76-year-old loses claim against Gleneagle for dancefloor fall
Tipperary woman Eileen Britton fractured her left wrist in two places
A 76-year-old woman, who had been dancing in three-inch heels, has failed in her claim against the Gleneagle Hotel in Killarney for slipping as she left the ballroom floor.
At the circuit civil court in Tralee, Judge James O’Donohoe said what she was engaged in given her age – 71 at the time – “was a hazardous activity in itself.”
The judge also awarded costs to the “well-run hotel”, saying it was a commercial enterprise “in an age of austerity”.
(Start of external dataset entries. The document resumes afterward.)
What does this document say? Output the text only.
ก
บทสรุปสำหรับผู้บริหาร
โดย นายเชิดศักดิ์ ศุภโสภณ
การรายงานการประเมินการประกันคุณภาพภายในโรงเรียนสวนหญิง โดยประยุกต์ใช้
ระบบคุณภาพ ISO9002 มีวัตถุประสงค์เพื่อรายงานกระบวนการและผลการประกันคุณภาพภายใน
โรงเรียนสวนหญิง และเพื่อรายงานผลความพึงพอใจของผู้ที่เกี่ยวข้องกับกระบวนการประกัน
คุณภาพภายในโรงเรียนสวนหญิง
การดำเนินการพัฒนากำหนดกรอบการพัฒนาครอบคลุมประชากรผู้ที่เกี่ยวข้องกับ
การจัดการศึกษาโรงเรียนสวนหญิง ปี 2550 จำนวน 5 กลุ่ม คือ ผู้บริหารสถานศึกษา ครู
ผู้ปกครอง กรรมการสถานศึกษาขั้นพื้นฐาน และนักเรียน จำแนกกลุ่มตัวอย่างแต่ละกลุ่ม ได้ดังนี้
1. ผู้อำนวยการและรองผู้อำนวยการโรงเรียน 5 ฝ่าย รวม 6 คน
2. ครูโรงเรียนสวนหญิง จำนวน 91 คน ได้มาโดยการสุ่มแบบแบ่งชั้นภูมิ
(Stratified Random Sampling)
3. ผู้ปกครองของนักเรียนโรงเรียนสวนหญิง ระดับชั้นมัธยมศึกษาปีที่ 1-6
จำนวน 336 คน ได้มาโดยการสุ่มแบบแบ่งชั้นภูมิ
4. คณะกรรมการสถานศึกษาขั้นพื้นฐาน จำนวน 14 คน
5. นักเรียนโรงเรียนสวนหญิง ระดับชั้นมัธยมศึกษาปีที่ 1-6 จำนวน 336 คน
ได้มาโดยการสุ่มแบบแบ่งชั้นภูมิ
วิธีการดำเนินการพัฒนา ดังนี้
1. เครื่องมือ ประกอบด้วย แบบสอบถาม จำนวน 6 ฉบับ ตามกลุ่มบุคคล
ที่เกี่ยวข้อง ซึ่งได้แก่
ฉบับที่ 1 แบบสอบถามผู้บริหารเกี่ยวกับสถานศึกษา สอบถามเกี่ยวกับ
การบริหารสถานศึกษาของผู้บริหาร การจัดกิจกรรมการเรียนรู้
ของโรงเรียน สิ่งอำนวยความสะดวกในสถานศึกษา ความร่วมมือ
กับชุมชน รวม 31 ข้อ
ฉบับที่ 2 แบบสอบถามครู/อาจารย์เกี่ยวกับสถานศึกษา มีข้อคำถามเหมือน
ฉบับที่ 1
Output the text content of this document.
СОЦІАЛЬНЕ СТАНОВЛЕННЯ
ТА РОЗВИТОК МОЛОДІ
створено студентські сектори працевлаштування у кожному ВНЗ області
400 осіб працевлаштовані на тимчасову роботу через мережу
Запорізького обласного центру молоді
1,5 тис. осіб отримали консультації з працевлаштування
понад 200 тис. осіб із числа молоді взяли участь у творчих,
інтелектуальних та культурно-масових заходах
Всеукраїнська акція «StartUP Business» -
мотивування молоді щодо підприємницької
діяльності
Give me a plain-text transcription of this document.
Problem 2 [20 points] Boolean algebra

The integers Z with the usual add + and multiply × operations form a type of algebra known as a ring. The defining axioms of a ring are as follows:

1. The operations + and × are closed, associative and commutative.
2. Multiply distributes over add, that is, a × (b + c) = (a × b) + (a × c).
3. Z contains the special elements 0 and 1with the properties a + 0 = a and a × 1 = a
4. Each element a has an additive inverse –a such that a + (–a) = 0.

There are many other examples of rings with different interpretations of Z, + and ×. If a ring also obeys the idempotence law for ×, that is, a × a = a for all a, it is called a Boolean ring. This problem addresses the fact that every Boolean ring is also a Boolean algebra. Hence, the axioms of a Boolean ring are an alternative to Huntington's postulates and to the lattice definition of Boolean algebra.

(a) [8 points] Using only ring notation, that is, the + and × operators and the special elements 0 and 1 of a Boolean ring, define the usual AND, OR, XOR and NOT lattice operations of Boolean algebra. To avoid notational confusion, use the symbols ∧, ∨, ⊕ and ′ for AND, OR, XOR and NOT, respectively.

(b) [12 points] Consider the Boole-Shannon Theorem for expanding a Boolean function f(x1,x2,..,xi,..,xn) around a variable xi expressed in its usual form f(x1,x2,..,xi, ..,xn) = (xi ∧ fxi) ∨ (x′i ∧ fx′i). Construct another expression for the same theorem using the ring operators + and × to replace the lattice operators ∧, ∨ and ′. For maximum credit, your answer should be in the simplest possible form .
The Gleneagle had vehemently denied using dancing powder – which eases dancing – and said it was against the strict policy of the hotel to use any such substance on the maple floor. This was “one of the best dancing floors” in the country, the court was told.
It was the first time the hotel, where dancing on the ballroom takes place 300 nights a year, had been sued for a fall on the maple floor, the hotel’s barrister Henry Downing had said.
At around 1.50am on the Saturday morning of November 27th, 2009, Eileen Britton, of Twomileborris, Thurles, Co Tipperary, had been leaving the dance floor with her husband. The music had stopped and she was returning to her seat. It was during an annual event known as the Lisdoonvarna gathering, and “ the feet went from under her” a witness said.
The dance had been a waltz and she had been dancing for about an hour, she told Henry Downing for the Gleneagle.
Ms Briton said she had not seen anything the floor herself but found the whole floor “slippy”.
She had not been drinking, and had later found she had fractured her left wrist in two places which impacted severely on her given she was left-handed.
She had been wearing her “three-inch high heels,” these were the dancing shoes, she normally wore when dancing. She maintained the floor was unusually “slippy “ and had seen other people slipping.
Her husband said he had seen the voluntary organiser of the 30-year-old event, Albert Lawlor from Limerick, sprinkling powder. Mr Lawlor denied he was using the powder and said to do so would jeopardize his friendship with the Gleneagle.
Judge James O’Donohoe who had adjourned the matter from Thursday in Killarney for judgement, after hearing evidence for three hours, said the Gleneagle Hotel was “a very well run establishment and very well maintained”.
Costs (estimated at up to €25,000) were also awarded against Ms Britton.
There was no failure on the part of the proprietor, the judge found.
Significantly no powder had been seen by herself, no powder found on the floor and no powder found on her clothes,” the judge said.